Tego można było się spodziewać od Audi, moze nie koniecznie takiej dawki mocy, ale czegoś innego (czyt .mocniejszego,ekskluzywniejszego,szybszego i ect.) od innych niemieckich rywali, Wkoncu na rynku jest nowa S-klasa, a już niedługo w salonie pojawi sie nowa super lekka seria 7 wiec i ludzie z Audi musieli pokaże coś ciekawego...a ku mojemu zaskoczeniu pokazali coś szalonego, tego to się nie spodziewałem (ale to jedyna niespodzianka ) 

A teraz mała porcja danych technicznych, czyli :  605 KM 750Nm i od 0 do 100km/h w 3,8 s, bardzo zacnie osiągi jak na coś o wadze czołgu, aaa i ten czołg objedzie jakiegoś żelusia z przerostem prostaty i ego ( Gallardo Superllegera robi ten sam czas) 

Wydaje mi sie ten samochód czymś w rodzaju Veyrona, coś szalonego,pokaz możliwości, prężenie miesi tylko w tym przypadku dalej bedzie to poprzednia wersja A8 przy nowych rywalach z Niemczech , Bogaci popatrzą na to jak na odgrzewany kotlet z chili który nadal jest smaczny ale już go znają.  

czwartek, 25 czerwca 2015

Alfa Romeo Giulia - Spóźnione ale oszałamiające dzieło makaroniarzy

Alfa nigdy nie robiła zwykłych samochodów, tak jest w tym przypadku, jest piękna, mocna, szybka...nie masz się do czego przyczepić, chce Ją mieć ! Teraz, już, natychmiast...


Po 1; To coś ze zdjęcia jest piękne, oszałamiające, fakt powinno pojawić się rok temu, ale to włosi można na to przymknąć oko, prezentuję się wręcz jak bogini, i mogę cie zapewnić ze będziesz w tym wyglądać dużo lepiej nić jakim kolwiek Mercedesie, Audi czy BMW, a jeśli zamierzasz się kiedyś tego pozbyć, możesz być pewien ze nie kupi tego jakiś pan w dresie i czapką który przyjedzie oglądać twój samochód z super "blądi" i słuchając techno.

 A no i powinieneś dać sobie radę do 100 km/h z cała święta trójca z niemiec BMW M3 - 4,3 s, RS4 - 4,7s , AMG C63S - 4 s , a ty całkiem przypadkiem zrobisz to w  3,9 s przy dźwięku V6 od Ferrari.
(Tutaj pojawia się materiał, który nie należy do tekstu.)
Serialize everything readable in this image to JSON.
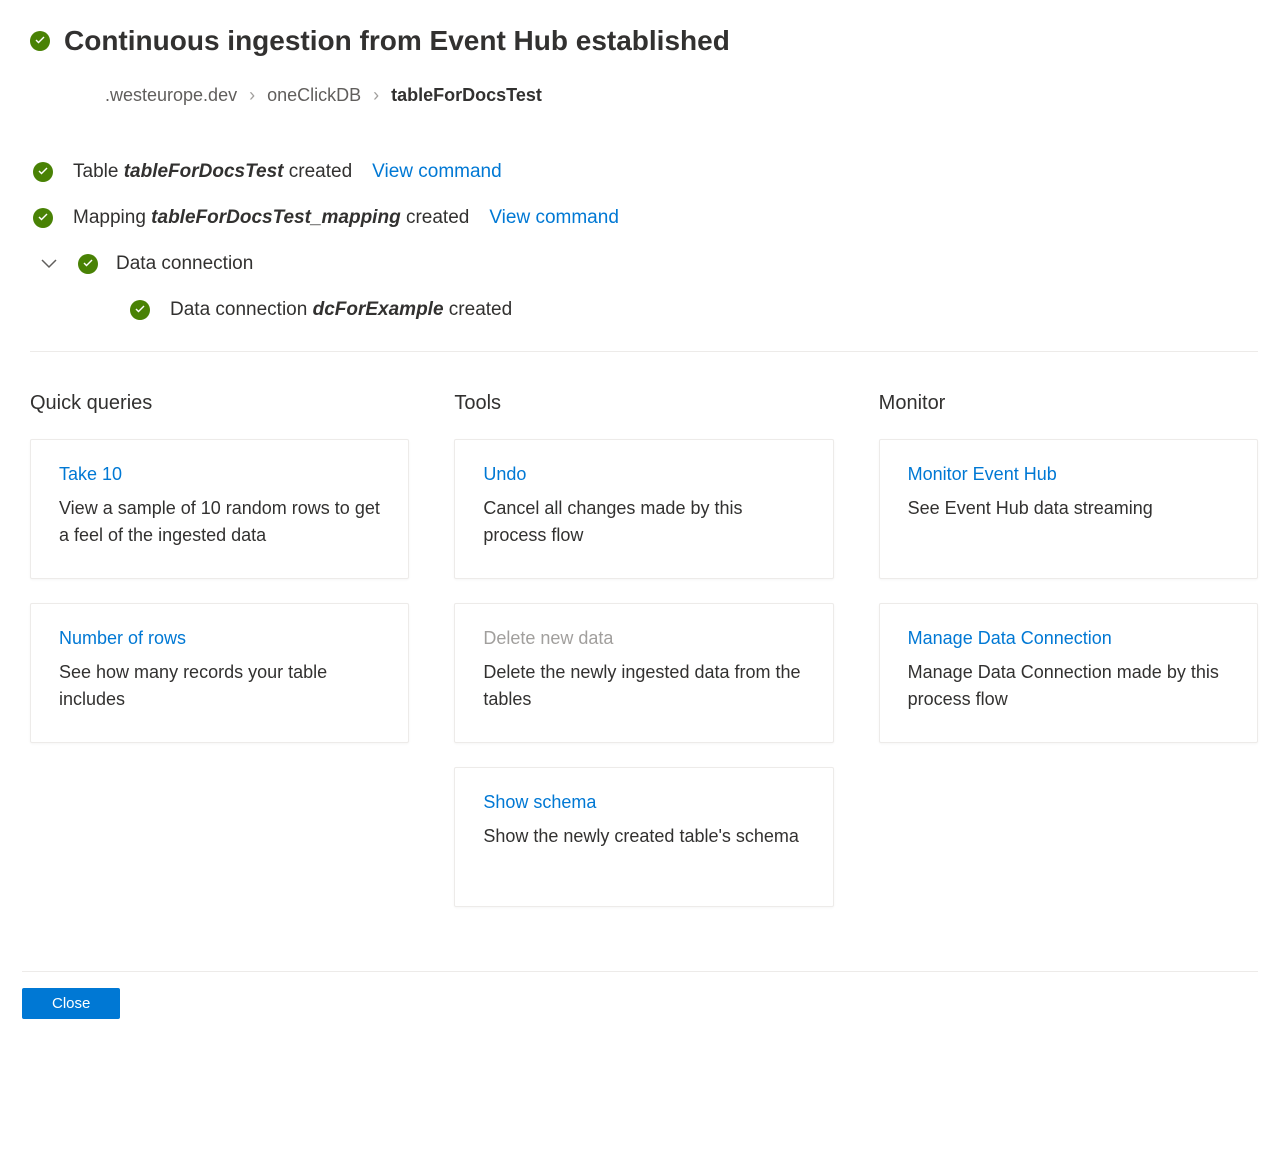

Tym nie może pochwalić się żaden z rywali, twoji koledzy tym faktem będą zaskoczeni i a ich  zazdrość sięgnie czerwonego pola a dziewczyny będą miały mokro, ( jak bym był dziewczyną to bym miał )

Awaryjność !?  w Alfie ?  o czym ty mówisz ?
A tak na poważnie, Alfa od 156 przez 159 zrobiła wielki jakościowy krok do przodu, pod każdym względem, wykonanie środka i materiały to całkiem inna liga, a usterkowość zmniejszyła się do naprawdę sensownego poziomu, mogę się założyć ze wcale nie będzie wiesza niż niemieckich konkurentów, a wątpię ze tym modelem nagle zechcą wrócić do usterkowości na poziomie absurdu. Szczególnie nie przyda im sie to przy ich planach rozwoju całego koncernu, mój argument jest solidy i sensowny tyle


Po za tym włosi naprawdę brzmieli jak by chcieli zrobić ten samochód równie dobrze jak Niemcy,  Mówili o jakiś środkach ciężkości i tego typu sprawach, a pomyślcie ze jeszcze z 10-15 lat temu był by tekst o pięknym wyglądzie a w konspektach reklamowych pisali by o jakiś działach maszynowych i tego typu sprawach, podczas rozmowy z głównym inżynierem wygladało by to mniej wiecej tak

-... ten samochód ma miliard koni mechanicznych, prawie lata aa działa maszynowe, zagnia czas ...                                                                                                                          -  Ale on ich nie ma ?                                                                                                             - ale mogło by mieć ! a wracjac do poprzedniej myśli... 
 A teraz tak poważnie i sensownie, no no włosi, zadziwiacie mnie :D


I jak to kurwa brzmi, jak Bóg który jest mega wkurwiony, a jednocześnie mega seksowny, Jezu jeśli tak samo jedź jak wygląda i brzmi oraz będzie miał sensowna cenę to ludzie który go stworzyli są świeci i chuj

Kupie go, kiedyś, jebać Infniti i BMW i wszystko inne

poniedziałek, 22 czerwca 2015

Infiniti Q50 - Mam wrażenie, ze to będzie nowe BMW 3

Mam wrażenie, ze ten samochód będzie kiedyś tak samo pożądany jak BMW seri 3. Zobaczycie ze będę miał racje 

Dlaczego tak uważam ? Ostanio mijałem ten samochód, i powiem tak, nie wiem jak ci japońce to zrobili ale na żadnym zdjęciu ten samochód nie wygląda tak świetnie jak w rzeczywistości. Wierzcie mi na słowo, na drodze prezentuje się świetnie, moim zdaniem nawet lepiej niż obecna generacja 3, a nie wspominając o A4 czy C Klasie (chodź fajna i ładna to wcale do mnie nie trafia )
Ten samochód jest taki jak oczekują klienci BMW, czyli zadziorny, taki sportowy, szybki, z tylnym napędem , ale cały czas całkiem praktyczny. Szkoda tylko ze nie odniesie takiego sukcesu jak BMW. 

Mogę  się założyć, ze za te 10 lat kiedy zacznie nas stać na taki używany samochód, te auto będzie świetną alternatywą dla BMW, jeśli zależy ci na wizerunku, i nie chcesz być kojarzony z gangsterem a chciał byś mieć BMW, to po zmianie znaczka, masz bardzo podobny produkt. 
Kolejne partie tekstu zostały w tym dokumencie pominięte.